In transmissible spongiform encephalopathies (TSEs), a group of fatal neurodegenerative disorders affecting many species, the key event in disease pathogenesis is the accumulation of an abnormal conformational isoform (PrP^Sc) of the host-encoded cellular prion protein (PrP^C). While the precise mechanism of the PrP^C to PrP^Sc conversion is not understood, it is clear that host PrP^C expression is a prerequisite for effective infectious prion propagation. Although there have been many studies on TSEs in mammalian species, little is known about TSE pathogenesis in fish. Here we show that while gilthead sea bream (Sparus aurata) orally challenged with brain homogenates prepared either from a BSE infected cow or from scrapie infected sheep developed no clinical prion disease, the brains of TSE-fed fish sampled two years after challenge did show signs of neurodegeneration and accumulation of deposits that reacted positively with antibodies raised against sea bream PrP. The control groups, fed with brains from uninfected animals, showed no such signs. Remarkably, the deposits developed much more rapidly and extensively in fish inoculated with BSE-infected material than in the ones challenged with the scrapie-infected brain homogenate, with numerous deposits being proteinase K-resistant.

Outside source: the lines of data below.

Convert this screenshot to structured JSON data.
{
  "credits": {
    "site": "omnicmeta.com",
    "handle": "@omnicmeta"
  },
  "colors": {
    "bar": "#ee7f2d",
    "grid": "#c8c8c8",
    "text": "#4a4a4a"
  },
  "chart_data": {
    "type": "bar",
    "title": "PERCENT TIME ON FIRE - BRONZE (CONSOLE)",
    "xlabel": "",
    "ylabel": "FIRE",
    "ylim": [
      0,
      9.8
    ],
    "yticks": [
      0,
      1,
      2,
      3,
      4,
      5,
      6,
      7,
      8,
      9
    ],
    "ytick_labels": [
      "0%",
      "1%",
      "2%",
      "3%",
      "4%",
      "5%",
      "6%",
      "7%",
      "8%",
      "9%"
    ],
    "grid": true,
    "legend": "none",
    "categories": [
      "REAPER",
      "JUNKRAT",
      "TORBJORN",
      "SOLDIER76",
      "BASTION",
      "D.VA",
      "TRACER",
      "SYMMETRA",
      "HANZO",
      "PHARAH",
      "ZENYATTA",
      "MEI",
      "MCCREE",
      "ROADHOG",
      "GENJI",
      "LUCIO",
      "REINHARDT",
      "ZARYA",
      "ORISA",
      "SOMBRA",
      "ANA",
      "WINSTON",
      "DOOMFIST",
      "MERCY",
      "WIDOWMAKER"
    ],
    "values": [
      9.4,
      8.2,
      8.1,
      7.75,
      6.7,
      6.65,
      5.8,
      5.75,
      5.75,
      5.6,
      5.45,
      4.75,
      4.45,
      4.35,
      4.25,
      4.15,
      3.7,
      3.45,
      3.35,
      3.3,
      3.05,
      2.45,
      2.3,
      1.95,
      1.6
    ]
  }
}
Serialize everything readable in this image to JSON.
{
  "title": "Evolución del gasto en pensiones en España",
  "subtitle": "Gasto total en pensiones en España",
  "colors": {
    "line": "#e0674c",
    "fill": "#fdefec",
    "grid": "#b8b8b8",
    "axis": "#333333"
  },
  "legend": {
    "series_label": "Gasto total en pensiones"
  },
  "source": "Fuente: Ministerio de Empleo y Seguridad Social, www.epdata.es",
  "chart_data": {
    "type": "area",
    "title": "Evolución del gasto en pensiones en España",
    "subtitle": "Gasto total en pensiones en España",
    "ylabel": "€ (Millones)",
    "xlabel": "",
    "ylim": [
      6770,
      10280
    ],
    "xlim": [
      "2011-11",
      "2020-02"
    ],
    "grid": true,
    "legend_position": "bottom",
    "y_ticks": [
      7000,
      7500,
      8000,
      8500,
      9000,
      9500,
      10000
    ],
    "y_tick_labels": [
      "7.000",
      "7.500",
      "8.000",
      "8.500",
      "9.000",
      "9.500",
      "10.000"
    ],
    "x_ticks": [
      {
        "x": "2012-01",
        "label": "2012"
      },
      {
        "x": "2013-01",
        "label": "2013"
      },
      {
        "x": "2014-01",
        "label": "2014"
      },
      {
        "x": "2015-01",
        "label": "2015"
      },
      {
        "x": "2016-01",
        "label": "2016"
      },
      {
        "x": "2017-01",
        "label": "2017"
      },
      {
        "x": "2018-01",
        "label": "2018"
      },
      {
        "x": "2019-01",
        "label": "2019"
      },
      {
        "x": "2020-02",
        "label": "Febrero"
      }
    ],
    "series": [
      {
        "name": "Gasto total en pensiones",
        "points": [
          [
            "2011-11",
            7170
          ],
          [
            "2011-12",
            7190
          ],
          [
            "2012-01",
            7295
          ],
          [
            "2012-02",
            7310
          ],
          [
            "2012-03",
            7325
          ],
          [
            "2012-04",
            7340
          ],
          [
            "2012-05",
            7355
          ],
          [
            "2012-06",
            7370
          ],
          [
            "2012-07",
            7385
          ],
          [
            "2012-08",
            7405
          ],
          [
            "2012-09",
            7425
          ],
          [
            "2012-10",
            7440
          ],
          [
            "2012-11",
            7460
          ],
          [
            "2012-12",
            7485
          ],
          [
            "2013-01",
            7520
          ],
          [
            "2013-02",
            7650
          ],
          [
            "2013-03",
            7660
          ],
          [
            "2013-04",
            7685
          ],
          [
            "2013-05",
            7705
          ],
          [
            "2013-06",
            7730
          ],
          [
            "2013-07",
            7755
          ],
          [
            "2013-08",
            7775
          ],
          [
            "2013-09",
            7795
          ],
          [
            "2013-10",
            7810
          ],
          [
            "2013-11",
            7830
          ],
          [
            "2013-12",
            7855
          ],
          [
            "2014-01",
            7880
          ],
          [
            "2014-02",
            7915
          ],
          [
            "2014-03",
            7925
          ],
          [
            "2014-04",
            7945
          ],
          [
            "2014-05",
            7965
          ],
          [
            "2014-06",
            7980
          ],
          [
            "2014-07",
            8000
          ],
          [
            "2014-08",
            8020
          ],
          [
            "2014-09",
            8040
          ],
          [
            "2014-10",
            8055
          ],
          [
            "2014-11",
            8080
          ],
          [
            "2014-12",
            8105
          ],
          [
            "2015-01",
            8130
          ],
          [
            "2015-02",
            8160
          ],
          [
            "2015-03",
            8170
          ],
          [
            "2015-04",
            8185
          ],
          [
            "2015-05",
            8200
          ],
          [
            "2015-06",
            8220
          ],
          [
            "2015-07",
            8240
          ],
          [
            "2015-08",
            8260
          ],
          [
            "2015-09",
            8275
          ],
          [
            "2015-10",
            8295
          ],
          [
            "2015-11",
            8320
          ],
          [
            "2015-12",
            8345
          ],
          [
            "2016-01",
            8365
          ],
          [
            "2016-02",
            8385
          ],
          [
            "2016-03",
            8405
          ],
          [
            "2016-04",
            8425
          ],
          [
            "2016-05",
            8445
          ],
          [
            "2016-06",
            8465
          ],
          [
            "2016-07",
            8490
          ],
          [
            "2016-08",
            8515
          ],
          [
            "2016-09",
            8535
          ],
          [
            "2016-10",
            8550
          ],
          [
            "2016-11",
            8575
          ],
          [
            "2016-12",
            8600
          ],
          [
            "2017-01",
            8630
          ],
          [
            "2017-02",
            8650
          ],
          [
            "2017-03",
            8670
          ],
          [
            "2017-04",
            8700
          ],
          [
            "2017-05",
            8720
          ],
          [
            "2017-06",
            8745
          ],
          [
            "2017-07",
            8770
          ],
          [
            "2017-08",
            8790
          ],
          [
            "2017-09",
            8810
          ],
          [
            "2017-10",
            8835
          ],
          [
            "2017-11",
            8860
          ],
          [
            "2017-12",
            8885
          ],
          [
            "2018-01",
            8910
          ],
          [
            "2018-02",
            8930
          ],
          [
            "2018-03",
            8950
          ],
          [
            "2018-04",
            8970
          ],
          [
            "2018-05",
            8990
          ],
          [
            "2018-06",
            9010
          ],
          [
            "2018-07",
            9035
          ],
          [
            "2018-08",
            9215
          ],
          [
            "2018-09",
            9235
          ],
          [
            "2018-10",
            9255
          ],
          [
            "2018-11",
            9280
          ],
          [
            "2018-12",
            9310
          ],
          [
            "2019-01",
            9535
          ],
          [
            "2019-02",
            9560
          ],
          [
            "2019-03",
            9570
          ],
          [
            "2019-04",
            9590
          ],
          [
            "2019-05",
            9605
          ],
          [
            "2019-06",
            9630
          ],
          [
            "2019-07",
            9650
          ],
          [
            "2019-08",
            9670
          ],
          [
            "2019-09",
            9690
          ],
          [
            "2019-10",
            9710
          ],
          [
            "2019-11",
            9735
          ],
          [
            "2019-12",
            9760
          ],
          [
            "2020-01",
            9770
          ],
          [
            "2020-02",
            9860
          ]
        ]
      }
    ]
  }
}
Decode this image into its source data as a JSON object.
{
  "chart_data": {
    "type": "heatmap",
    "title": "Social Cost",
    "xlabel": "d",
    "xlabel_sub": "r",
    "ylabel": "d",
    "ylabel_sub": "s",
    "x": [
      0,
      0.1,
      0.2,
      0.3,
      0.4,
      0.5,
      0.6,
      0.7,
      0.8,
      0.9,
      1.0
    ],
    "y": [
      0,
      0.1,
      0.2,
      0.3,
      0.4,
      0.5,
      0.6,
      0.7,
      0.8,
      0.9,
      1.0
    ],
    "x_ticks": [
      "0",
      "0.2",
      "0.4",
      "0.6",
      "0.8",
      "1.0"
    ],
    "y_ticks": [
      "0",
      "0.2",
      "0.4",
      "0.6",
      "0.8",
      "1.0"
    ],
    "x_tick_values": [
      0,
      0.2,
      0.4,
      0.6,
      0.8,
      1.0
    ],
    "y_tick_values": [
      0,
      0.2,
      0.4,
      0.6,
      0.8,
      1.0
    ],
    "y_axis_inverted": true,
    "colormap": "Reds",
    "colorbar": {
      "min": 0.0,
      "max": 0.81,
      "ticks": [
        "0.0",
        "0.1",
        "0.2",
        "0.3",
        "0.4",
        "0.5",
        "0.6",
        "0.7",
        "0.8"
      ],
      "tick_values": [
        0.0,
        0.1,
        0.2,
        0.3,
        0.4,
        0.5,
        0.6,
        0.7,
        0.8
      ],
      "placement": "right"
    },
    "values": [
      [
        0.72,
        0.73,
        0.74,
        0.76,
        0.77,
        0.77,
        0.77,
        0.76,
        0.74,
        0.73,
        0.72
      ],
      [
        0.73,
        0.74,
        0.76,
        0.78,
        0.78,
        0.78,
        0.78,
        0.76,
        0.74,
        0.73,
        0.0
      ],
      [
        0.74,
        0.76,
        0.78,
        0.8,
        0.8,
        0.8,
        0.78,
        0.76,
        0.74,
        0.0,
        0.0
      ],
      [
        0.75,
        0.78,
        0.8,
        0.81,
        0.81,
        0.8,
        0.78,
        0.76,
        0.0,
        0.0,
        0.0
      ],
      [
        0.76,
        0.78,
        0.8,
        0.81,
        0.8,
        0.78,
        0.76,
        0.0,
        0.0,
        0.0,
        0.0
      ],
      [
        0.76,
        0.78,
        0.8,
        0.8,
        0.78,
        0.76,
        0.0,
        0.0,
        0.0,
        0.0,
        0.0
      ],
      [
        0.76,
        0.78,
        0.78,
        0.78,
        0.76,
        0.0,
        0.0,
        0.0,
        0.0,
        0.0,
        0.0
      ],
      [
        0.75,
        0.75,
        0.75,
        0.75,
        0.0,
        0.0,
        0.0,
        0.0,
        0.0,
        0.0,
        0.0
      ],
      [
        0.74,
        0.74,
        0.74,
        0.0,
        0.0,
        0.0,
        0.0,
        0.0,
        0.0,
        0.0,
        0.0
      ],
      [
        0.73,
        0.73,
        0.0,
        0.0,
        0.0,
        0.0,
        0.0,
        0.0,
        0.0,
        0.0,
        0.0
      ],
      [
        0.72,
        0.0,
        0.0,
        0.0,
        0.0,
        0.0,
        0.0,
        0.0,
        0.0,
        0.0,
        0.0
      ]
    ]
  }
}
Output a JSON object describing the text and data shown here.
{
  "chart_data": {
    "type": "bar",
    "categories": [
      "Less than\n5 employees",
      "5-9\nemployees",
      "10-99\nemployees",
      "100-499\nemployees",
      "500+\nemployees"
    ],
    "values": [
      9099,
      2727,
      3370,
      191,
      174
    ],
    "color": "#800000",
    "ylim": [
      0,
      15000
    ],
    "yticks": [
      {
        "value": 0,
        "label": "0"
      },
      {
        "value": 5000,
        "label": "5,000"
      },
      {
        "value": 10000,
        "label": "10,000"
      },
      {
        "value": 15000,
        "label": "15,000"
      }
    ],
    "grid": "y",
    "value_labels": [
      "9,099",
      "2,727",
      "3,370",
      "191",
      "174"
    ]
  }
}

These plaque-like aggregates exhibited congophilia and birefringence in polarized light, consistent with an amyloid-like component. The neurodegeneration and abnormal deposition in the brains of fish challenged with prion, especially BSE, raises concerns about the potential risk to public health. As fish aquaculture is an economically important industry providing high protein nutrition for humans and other mammalian species, the prospect of farmed fish being contaminated with infectious mammalian PrP^Sc, or of a prion disease developing in farmed fish is alarming and requires further evaluation.